A sua primeira arma foi a corneta, seguida de uma trombeta e da sua voz, que, em 1964, tirou os Beatles dos gráficos com “What A Wonderful World”. Para alcançar a permanência no espectro musical, Armstrong passou por uma grande quantidade de projectos auto-formados como Hot Five e Hot Seven, onde expressou o seu vício inseparável pela marijuana na sua letra.

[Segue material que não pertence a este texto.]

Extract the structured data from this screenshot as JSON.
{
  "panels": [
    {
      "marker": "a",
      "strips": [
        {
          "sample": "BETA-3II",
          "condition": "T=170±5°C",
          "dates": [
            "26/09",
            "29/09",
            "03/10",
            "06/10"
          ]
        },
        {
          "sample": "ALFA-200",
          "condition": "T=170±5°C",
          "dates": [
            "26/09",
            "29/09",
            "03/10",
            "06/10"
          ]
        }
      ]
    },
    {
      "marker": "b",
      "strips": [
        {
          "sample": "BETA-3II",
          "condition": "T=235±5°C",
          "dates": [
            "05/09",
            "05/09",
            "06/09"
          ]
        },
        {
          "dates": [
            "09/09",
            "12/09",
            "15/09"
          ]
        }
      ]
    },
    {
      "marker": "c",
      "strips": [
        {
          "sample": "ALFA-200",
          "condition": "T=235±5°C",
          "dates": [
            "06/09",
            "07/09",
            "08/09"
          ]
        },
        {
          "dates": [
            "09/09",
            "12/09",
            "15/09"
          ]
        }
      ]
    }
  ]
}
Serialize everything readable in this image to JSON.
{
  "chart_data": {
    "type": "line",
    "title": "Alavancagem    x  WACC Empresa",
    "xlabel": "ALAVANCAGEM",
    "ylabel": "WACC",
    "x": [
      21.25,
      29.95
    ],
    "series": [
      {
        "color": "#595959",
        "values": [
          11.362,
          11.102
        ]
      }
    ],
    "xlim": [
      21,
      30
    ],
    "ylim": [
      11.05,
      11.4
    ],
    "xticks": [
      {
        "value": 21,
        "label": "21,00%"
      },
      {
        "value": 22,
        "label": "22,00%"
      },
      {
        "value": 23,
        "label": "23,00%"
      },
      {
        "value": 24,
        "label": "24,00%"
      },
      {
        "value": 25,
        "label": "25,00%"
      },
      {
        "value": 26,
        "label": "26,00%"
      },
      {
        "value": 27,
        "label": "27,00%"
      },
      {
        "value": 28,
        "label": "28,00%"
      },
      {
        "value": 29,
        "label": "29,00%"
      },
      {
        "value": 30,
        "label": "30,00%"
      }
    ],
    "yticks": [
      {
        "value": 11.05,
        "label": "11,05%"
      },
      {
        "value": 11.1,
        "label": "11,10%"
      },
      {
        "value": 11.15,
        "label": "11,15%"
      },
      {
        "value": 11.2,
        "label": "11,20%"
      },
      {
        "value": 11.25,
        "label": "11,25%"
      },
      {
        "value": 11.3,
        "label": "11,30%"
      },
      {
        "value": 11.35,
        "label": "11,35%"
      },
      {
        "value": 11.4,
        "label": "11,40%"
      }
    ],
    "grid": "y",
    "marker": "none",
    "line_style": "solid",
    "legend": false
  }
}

Em 1926, fora do estúdio de gravação, Louis descobriu inadvertidamente que a música podia sair do seu formato original e que a voz podia fazer qualquer coisa. O que ele tinha feito até esse momento era uma demonstração disto: na sua mente, cantava harmonias de corneta e transformava-as em solos. Através da gravação espontânea de “Heebie Jeebies”, Armstrong concebeu as primeiras raízes do canto de jazz, esquecendo a letra e improvisando linhas vocais.

Este canto de improviso acabou por ser popularizado por cantores de jazz como Ella Fitzgerald, da sua geração, e Amy Winehouse, do século actual. O estilo foi baptizado scatting ou scatting e consistia em improvisar palavras em canções, um estilo ancestral de doo wop.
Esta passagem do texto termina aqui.